FDPPolitischer Aschermittwoch

Deutschland wacht aus der Narkose auf

Christian Lindner beim Politischen Aschermittwoch der bayerischen Freien Demokraten. Bild: FDP BayernChristian Lindner beim Politischen Aschermittwoch der bayerischen Freien Demokraten. Bild: FDP Bayern
07.03.2017 - 15:50

Die Ära Merkel hat die Politik narkotisiert, SPD-Spitzenkandidat Martin Schulz betreibt soziale Heuchelei: Beim Politischen Aschermittwoch der FDP im niederbayerischen Dingolfing hat Christian Lindner in bewährter Manier kräftig ausgeteilt. Neben der Kritik an der Konkurrenz ging es um die gute Ausgangslage der Freien Demokraten, die auch einen Schulz-Effekt erlebten: Seit der Ernennung des SPD-Politikers zum Kanzlerkandidaten habe die FDP über 1.500 neue Mitglieder gewonnen, erklärte Lindner in seiner Rede. Er betonte in Anlehnung an den Dichter Friedrich Hölderlin: "Wo die Not wächst, da wächst das Rettende auch."

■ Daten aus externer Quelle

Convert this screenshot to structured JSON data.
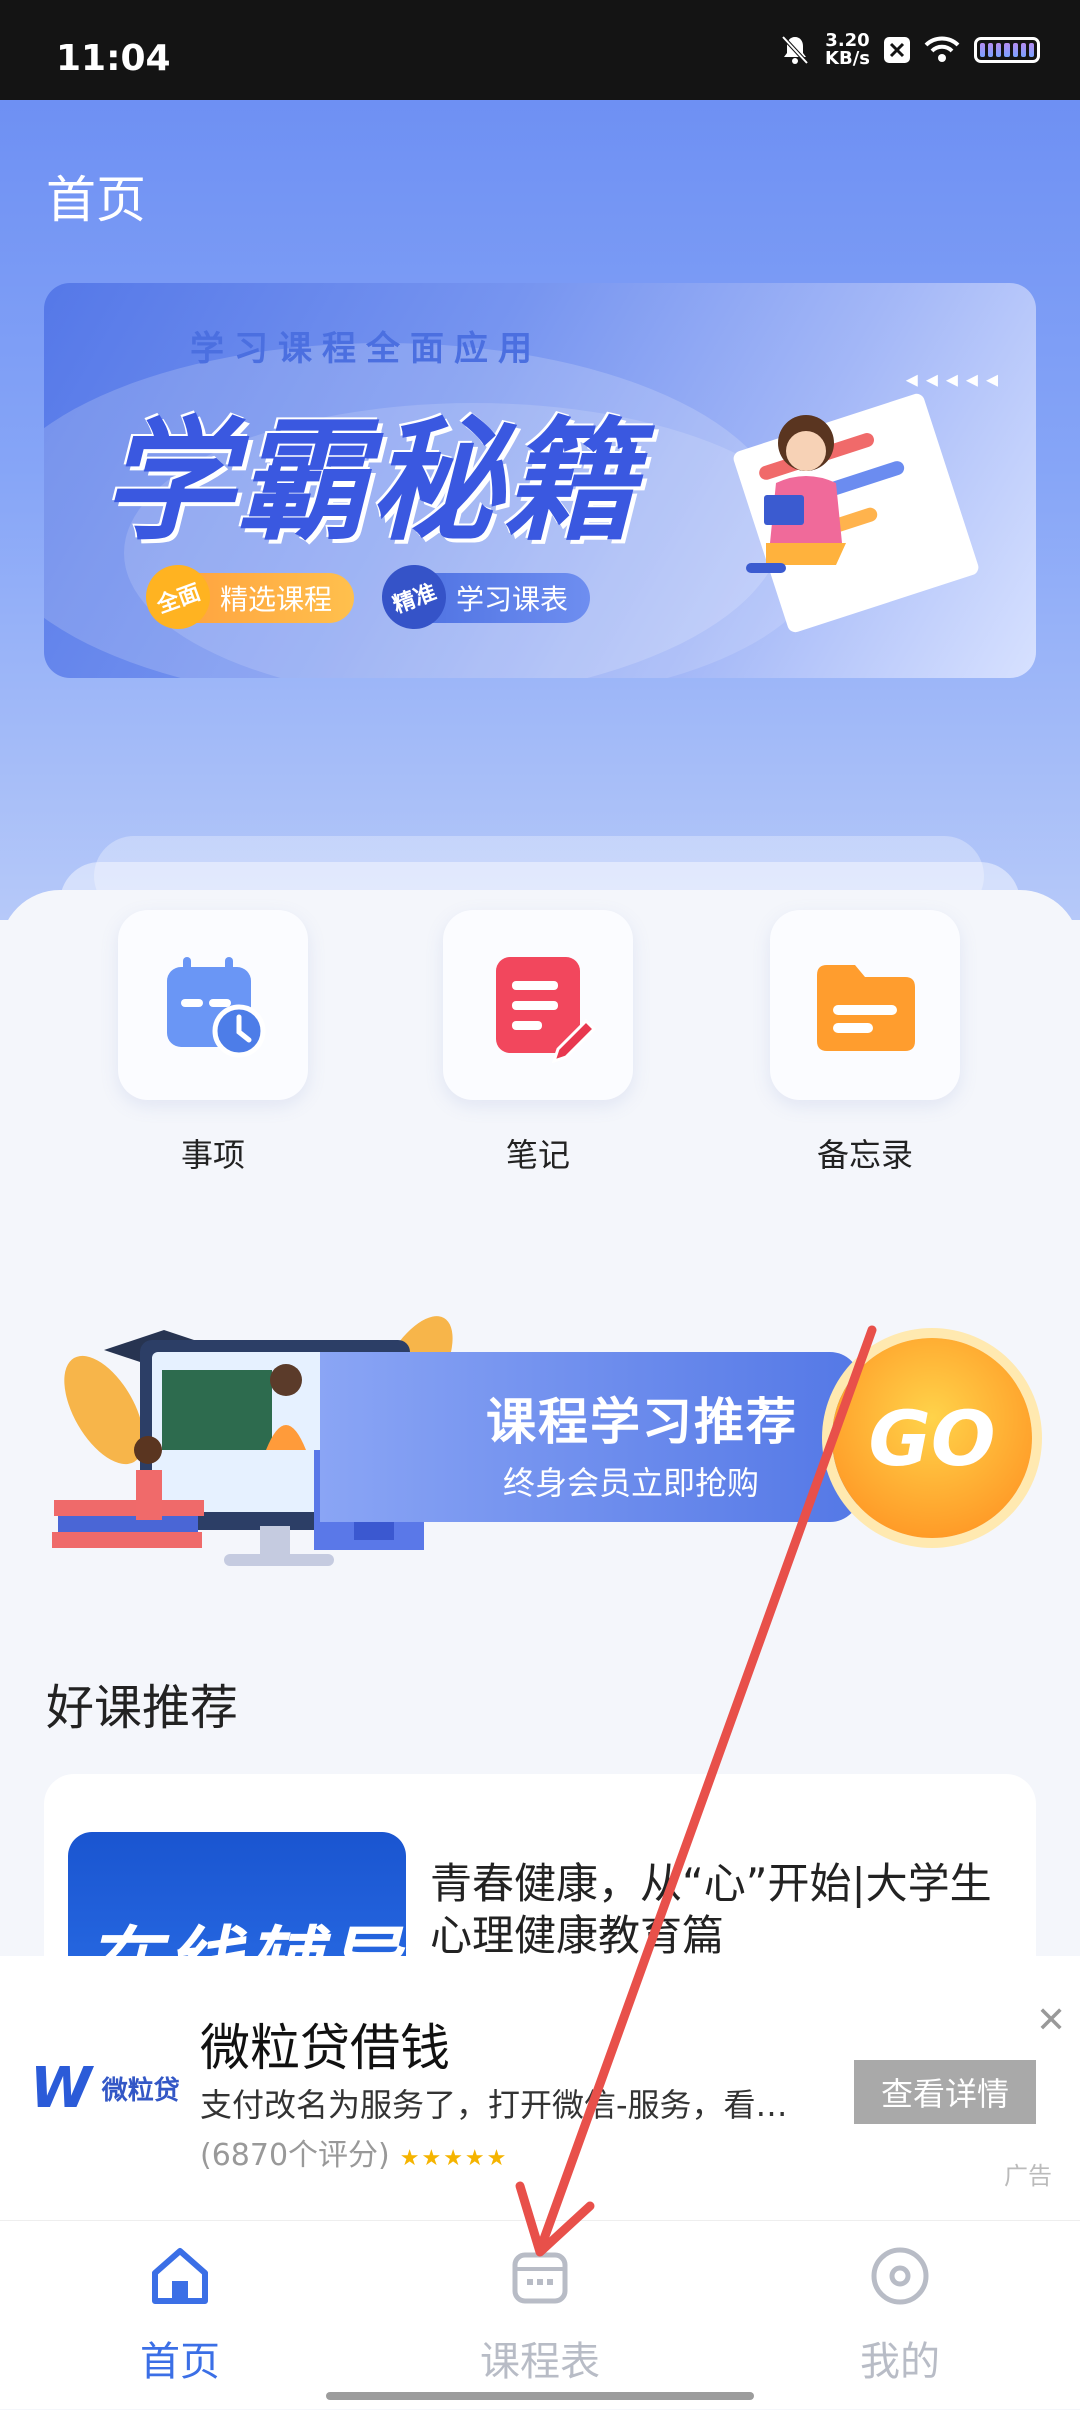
{
  "status_bar": {
    "time": "11:04",
    "net_speed": "3.20",
    "net_unit": "KB/s"
  },
  "header": {
    "title": "首页"
  },
  "banner": {
    "subtitle": "学习课程全面应用",
    "title": "学霸秘籍",
    "tags": [
      {
        "badge": "全面",
        "label": "精选课程"
      },
      {
        "badge": "精准",
        "label": "学习课表"
      }
    ]
  },
  "features": [
    {
      "label": "事项",
      "icon": "calendar-clock-icon",
      "color": "#6a96f5"
    },
    {
      "label": "笔记",
      "icon": "note-icon",
      "color": "#f2475d"
    },
    {
      "label": "备忘录",
      "icon": "folder-icon",
      "color": "#ff9d2e"
    }
  ],
  "promo": {
    "title": "课程学习推荐",
    "subtitle": "终身会员立即抢购",
    "button": "GO"
  },
  "section": {
    "title": "好课推荐"
  },
  "course": {
    "thumb_text": "在线辅导",
    "title": "青春健康，从“心”开始|大学生心理健康教育篇"
  },
  "ad": {
    "brand": "微粒贷",
    "title": "微粒贷借钱",
    "description": "支付改名为服务了，打开微信-服务，看…",
    "rating": "(6870个评分)",
    "stars": "★★★★★",
    "button": "查看详情",
    "label": "广告"
  },
  "tabbar": [
    {
      "label": "首页",
      "active": true
    },
    {
      "label": "课程表",
      "active": false
    },
    {
      "label": "我的",
      "active": false
    }
  ],
  "colors": {
    "accent": "#3b6fe6",
    "inactive": "#b8bcc6",
    "arrow": "#e8504a"
  }
}
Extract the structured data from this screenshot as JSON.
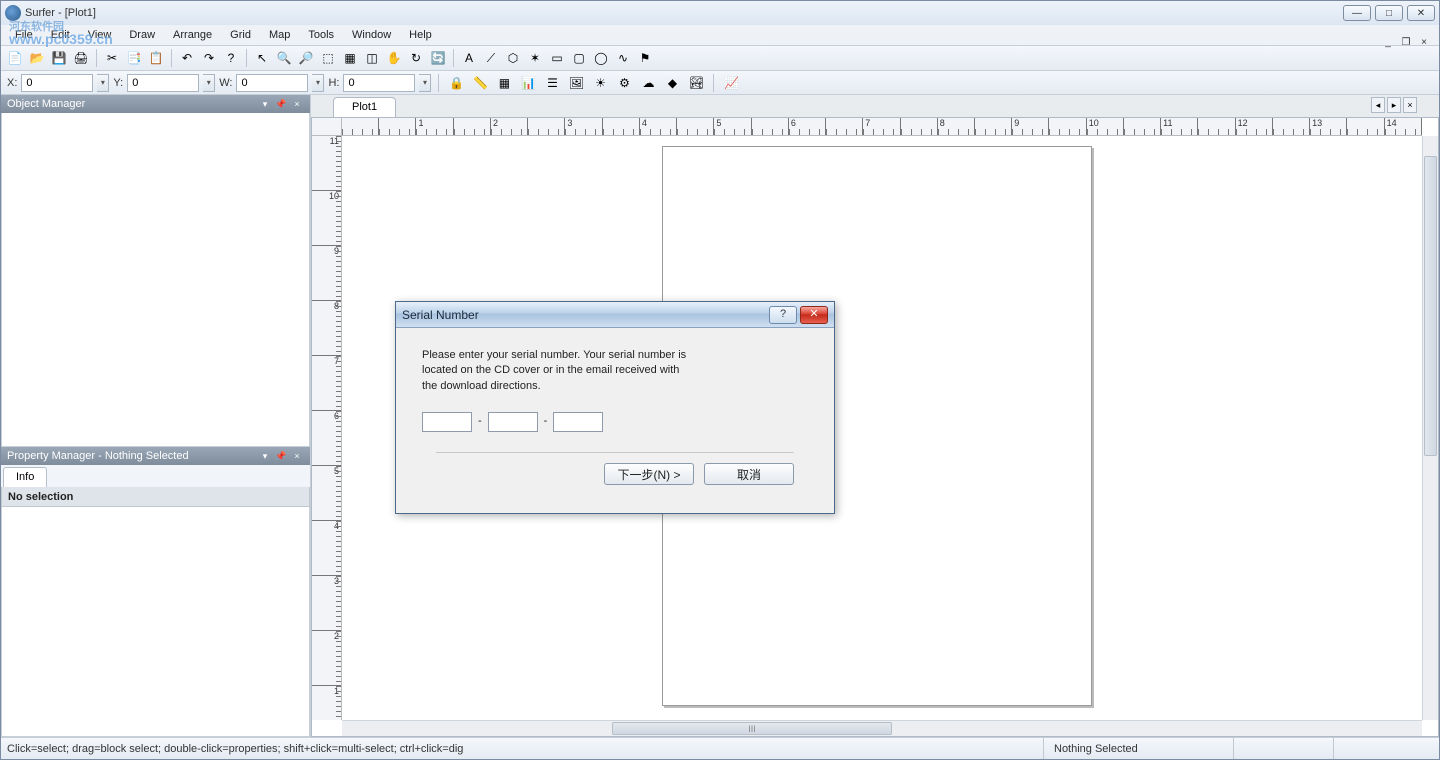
{
  "window": {
    "title": "Surfer - [Plot1]"
  },
  "watermark": {
    "text": "河东软件园",
    "url": "www.pc0359.cn"
  },
  "menus": [
    "File",
    "Edit",
    "View",
    "Draw",
    "Arrange",
    "Grid",
    "Map",
    "Tools",
    "Window",
    "Help"
  ],
  "coords": {
    "x_label": "X:",
    "x_val": "0",
    "y_label": "Y:",
    "y_val": "0",
    "w_label": "W:",
    "w_val": "0",
    "h_label": "H:",
    "h_val": "0"
  },
  "panels": {
    "object_mgr": "Object Manager",
    "prop_mgr": "Property Manager - Nothing Selected",
    "info_tab": "Info",
    "no_selection": "No selection"
  },
  "doc": {
    "tab": "Plot1"
  },
  "ruler_h": [
    "",
    "",
    "1",
    "",
    "2",
    "",
    "3",
    "",
    "4",
    "",
    "5",
    "",
    "6",
    "",
    "7",
    "",
    "8",
    "",
    "9",
    "",
    "10",
    "",
    "11",
    "",
    "12",
    "",
    "13",
    "",
    "14"
  ],
  "ruler_v": [
    "11",
    "10",
    "9",
    "8",
    "7",
    "6",
    "5",
    "4",
    "3",
    "2",
    "1"
  ],
  "scroll_thumb": "III",
  "status": {
    "hint": "Click=select;  drag=block select;  double-click=properties;  shift+click=multi-select;  ctrl+click=dig",
    "sel": "Nothing Selected"
  },
  "dialog": {
    "title": "Serial Number",
    "line1": "Please enter your serial number.  Your serial number is",
    "line2": "located on the CD cover or in the email received with",
    "line3": "the download directions.",
    "dash": "-",
    "next": "下一步(N) >",
    "cancel": "取消",
    "help": "?",
    "close": "✕"
  },
  "winbtns": {
    "min": "—",
    "max": "□",
    "close": "✕"
  },
  "mdi": {
    "min": "_",
    "restore": "❐",
    "close": "×"
  },
  "icons": {
    "new": "📄",
    "open": "📂",
    "save": "💾",
    "print": "🖨",
    "copy": "📑",
    "paste": "📋",
    "cut": "✂",
    "undo": "↶",
    "redo": "↷",
    "help": "?",
    "pointer": "↖",
    "zoomin": "🔍",
    "zoomout": "🔎",
    "zoomrect": "⬚",
    "zoomfit": "▦",
    "zoomsel": "◫",
    "pan": "✋",
    "refresh": "↻",
    "redraw": "🔄",
    "text": "A",
    "polyline": "⟋",
    "polygon": "⬡",
    "symbol": "✶",
    "rect": "▭",
    "roundrect": "▢",
    "ellipse": "◯",
    "spline": "∿",
    "flag": "⚑",
    "lock": "🔒",
    "ruler": "📏",
    "grid": "▦",
    "chart": "📊",
    "layers": "☰",
    "img": "🖼",
    "sun": "☀",
    "wiz": "⚙",
    "cloud": "☁",
    "diamond": "◆",
    "pic": "🏞",
    "bar": "📈"
  }
}
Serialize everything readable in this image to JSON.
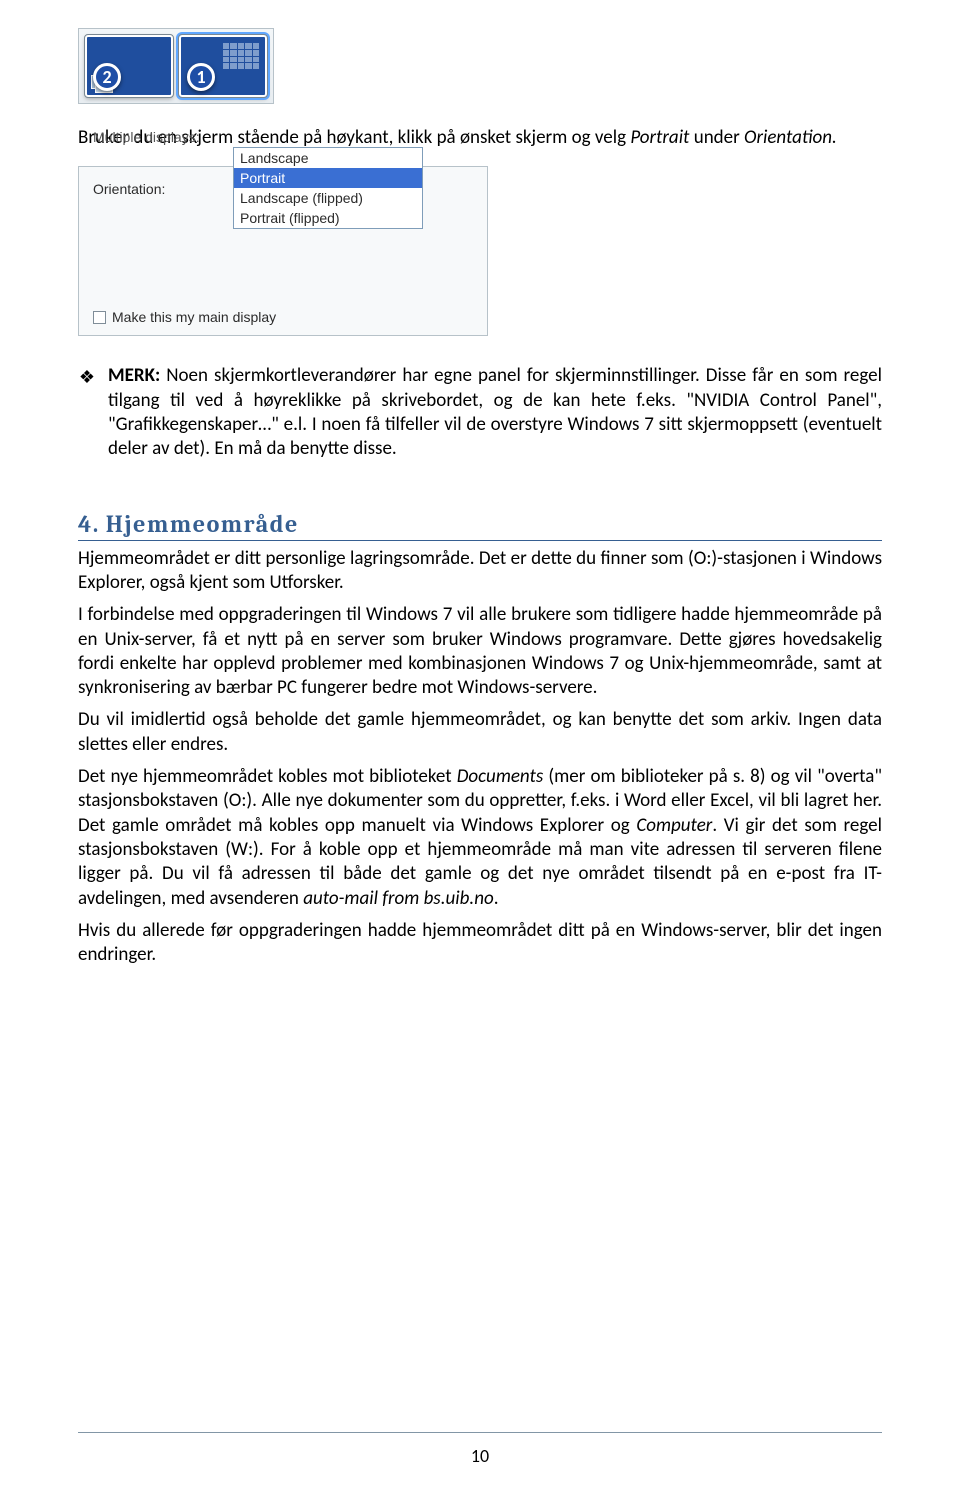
{
  "figures": {
    "monitors": {
      "left_number": "2",
      "right_number": "1"
    },
    "orientation_panel": {
      "label_orientation": "Orientation:",
      "combo_value": "Landscape",
      "options": [
        "Landscape",
        "Portrait",
        "Landscape (flipped)",
        "Portrait (flipped)"
      ],
      "highlighted_option_index": 1,
      "label_multiple": "Multiple displays:",
      "checkbox_label": "Make this my main display"
    }
  },
  "para1_pre": "Bruker du en skjerm stående på høykant, klikk på ønsket skjerm og velg ",
  "para1_em": "Portrait",
  "para1_post": " under ",
  "para1_em2": "Orientation.",
  "bullet": {
    "bold": "MERK:",
    "text": " Noen skjermkortleverandører har egne panel for skjerminnstillinger. Disse får en som regel tilgang til ved å høyreklikke på skrivebordet, og de kan hete f.eks. \"NVIDIA Control Panel\", \"Grafikkegenskaper…\" e.l. I noen få tilfeller vil de overstyre Windows 7 sitt skjermoppsett (eventuelt deler av det). En må da benytte disse."
  },
  "heading": {
    "num": "4.",
    "title": "Hjemmeområde"
  },
  "p2a": "Hjemmeområdet er ditt personlige lagringsområde. Det er dette du finner som (O:)-stasjonen i Windows Explorer, også kjent som Utforsker.",
  "p2b": "I forbindelse med oppgraderingen til Windows 7 vil alle brukere som tidligere hadde hjemmeområde på en Unix-server, få et nytt på en server som bruker Windows programvare. Dette gjøres hovedsakelig fordi enkelte har opplevd problemer med kombinasjonen Windows 7 og Unix-hjemmeområde, samt at synkronisering av bærbar PC fungerer bedre mot Windows-servere.",
  "p2c": "Du vil imidlertid også beholde det gamle hjemmeområdet, og kan benytte det som arkiv. Ingen data slettes eller endres.",
  "p2d_pre": "Det nye hjemmeområdet kobles mot biblioteket ",
  "p2d_em1": "Documents",
  "p2d_mid1": " (mer om biblioteker på s. 8) og vil \"overta\" stasjonsbokstaven (O:). Alle nye dokumenter som du oppretter, f.eks. i Word eller Excel, vil bli lagret her. Det gamle området må kobles opp manuelt via Windows Explorer og ",
  "p2d_em2": "Computer",
  "p2d_mid2": ". Vi gir det som regel stasjonsbokstaven (W:).  For å koble opp et hjemmeområde må man vite adressen til serveren filene ligger på. Du vil få adressen til både det gamle og det nye området tilsendt på en e-post fra IT-avdelingen, med avsenderen ",
  "p2d_em3": "auto-mail from bs.uib.no",
  "p2d_end": ".",
  "p2e": "Hvis du allerede før oppgraderingen hadde hjemmeområdet ditt på en Windows-server, blir det ingen endringer.",
  "page_number": "10"
}
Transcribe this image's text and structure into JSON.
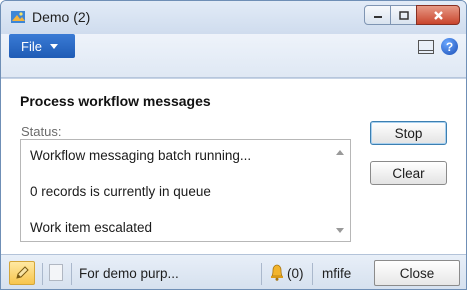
{
  "window": {
    "title": "Demo (2)"
  },
  "menu": {
    "file_label": "File"
  },
  "page": {
    "title": "Process workflow messages",
    "status_label": "Status:",
    "status_lines": [
      "Workflow messaging batch running...",
      "0 records is currently in queue",
      "Work item escalated"
    ]
  },
  "buttons": {
    "stop_label": "Stop",
    "clear_label": "Clear"
  },
  "statusbar": {
    "company_text": "For demo purp...",
    "notifications_text": "(0)",
    "user_text": "mfife",
    "close_label": "Close"
  },
  "icons": {
    "app": "app-icon",
    "minimize": "minimize-icon",
    "maximize": "maximize-icon",
    "close": "close-icon",
    "layout": "layout-icon",
    "help": "help-icon",
    "edit": "pencil-icon",
    "attachment": "document-icon",
    "notifications": "bell-icon"
  },
  "colors": {
    "file_tab": "#1f5bb5",
    "close_window_button": "#c9452d",
    "edit_button": "#f7c54d"
  }
}
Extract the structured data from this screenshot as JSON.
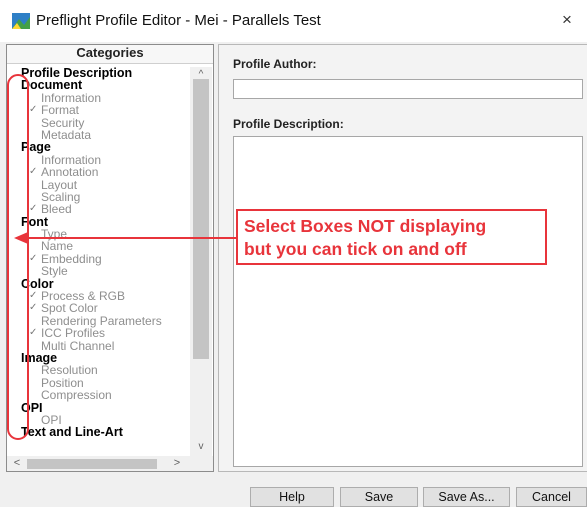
{
  "window": {
    "title": "Preflight Profile Editor - Mei - Parallels Test",
    "close": "×"
  },
  "categories": {
    "header": "Categories",
    "items": [
      {
        "label": "Profile Description",
        "type": "group",
        "checked": false
      },
      {
        "label": "Document",
        "type": "group",
        "checked": false
      },
      {
        "label": "Information",
        "type": "item",
        "checked": false
      },
      {
        "label": "Format",
        "type": "item",
        "checked": true
      },
      {
        "label": "Security",
        "type": "item",
        "checked": false
      },
      {
        "label": "Metadata",
        "type": "item",
        "checked": false
      },
      {
        "label": "Page",
        "type": "group",
        "checked": false
      },
      {
        "label": "Information",
        "type": "item",
        "checked": false
      },
      {
        "label": "Annotation",
        "type": "item",
        "checked": true
      },
      {
        "label": "Layout",
        "type": "item",
        "checked": false
      },
      {
        "label": "Scaling",
        "type": "item",
        "checked": false
      },
      {
        "label": "Bleed",
        "type": "item",
        "checked": true
      },
      {
        "label": "Font",
        "type": "group",
        "checked": false
      },
      {
        "label": "Type",
        "type": "item",
        "checked": false
      },
      {
        "label": "Name",
        "type": "item",
        "checked": false
      },
      {
        "label": "Embedding",
        "type": "item",
        "checked": true
      },
      {
        "label": "Style",
        "type": "item",
        "checked": false
      },
      {
        "label": "Color",
        "type": "group",
        "checked": false
      },
      {
        "label": "Process & RGB",
        "type": "item",
        "checked": true
      },
      {
        "label": "Spot Color",
        "type": "item",
        "checked": true
      },
      {
        "label": "Rendering Parameters",
        "type": "item",
        "checked": false
      },
      {
        "label": "ICC Profiles",
        "type": "item",
        "checked": true
      },
      {
        "label": "Multi Channel",
        "type": "item",
        "checked": false
      },
      {
        "label": "Image",
        "type": "group",
        "checked": false
      },
      {
        "label": "Resolution",
        "type": "item",
        "checked": false
      },
      {
        "label": "Position",
        "type": "item",
        "checked": false
      },
      {
        "label": "Compression",
        "type": "item",
        "checked": false
      },
      {
        "label": "OPI",
        "type": "group",
        "checked": false
      },
      {
        "label": "OPI",
        "type": "item",
        "checked": false
      },
      {
        "label": "Text and Line-Art",
        "type": "group",
        "checked": false
      }
    ]
  },
  "form": {
    "author_label": "Profile Author:",
    "author_value": "",
    "description_label": "Profile Description:",
    "description_value": ""
  },
  "annotation": {
    "line1": "Select Boxes NOT displaying",
    "line2": "but you can tick on and off",
    "color": "#e8343b"
  },
  "buttons": {
    "help": "Help",
    "save": "Save",
    "save_as": "Save As...",
    "cancel": "Cancel"
  },
  "scroll": {
    "up": "^",
    "down": "v",
    "left": "<",
    "right": ">"
  }
}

Auch der Spitzenkandidat der FDP Niederbayern, Armin Sedlmayr, nahm in seiner Begrüßung den SPD-Kanzlerkandidaten ins Visier. "Ich wäre ja nie auf den Gedanken gekommen, dass ich mal Gerhard Schröder vor der SPD in Schutz nehmen muss", sagte Sedlmayr mit Blick auf die von Schulz angestrebte Rückabwicklung der Agenda 2010. Dass Schulz die "ganz offensichtlichen Erfolge" der damaligen Reformen verleugne und sie zurückdrehen wolle, ist für Sedlmayr nicht nachvollziehbar.

Der Mitte der Gesellschaft wieder eine Stimme geben

"Was mich an Martin Schulz am meisten aufregt, ist die Faktenfreiheit seiner Aussagen", befand auch FDP-Landesgeneralsekretär Daniel Föst. Er stichelte gegen den SPD-Mann: "Bisher war die AfD zuständig für postfaktische Aussagen." Nicht nur das sozialpolitische Vorhaben der SPD, sondern auch die Finanzpolitik der Union geht ihm gegen den Strich. "Unser Freund der Finanzminister greift immer mehr ab, als er uns lässt", rügte Föst. Seine Forderung: "Weg mit der kalten Progression und weg mit dem Soli!"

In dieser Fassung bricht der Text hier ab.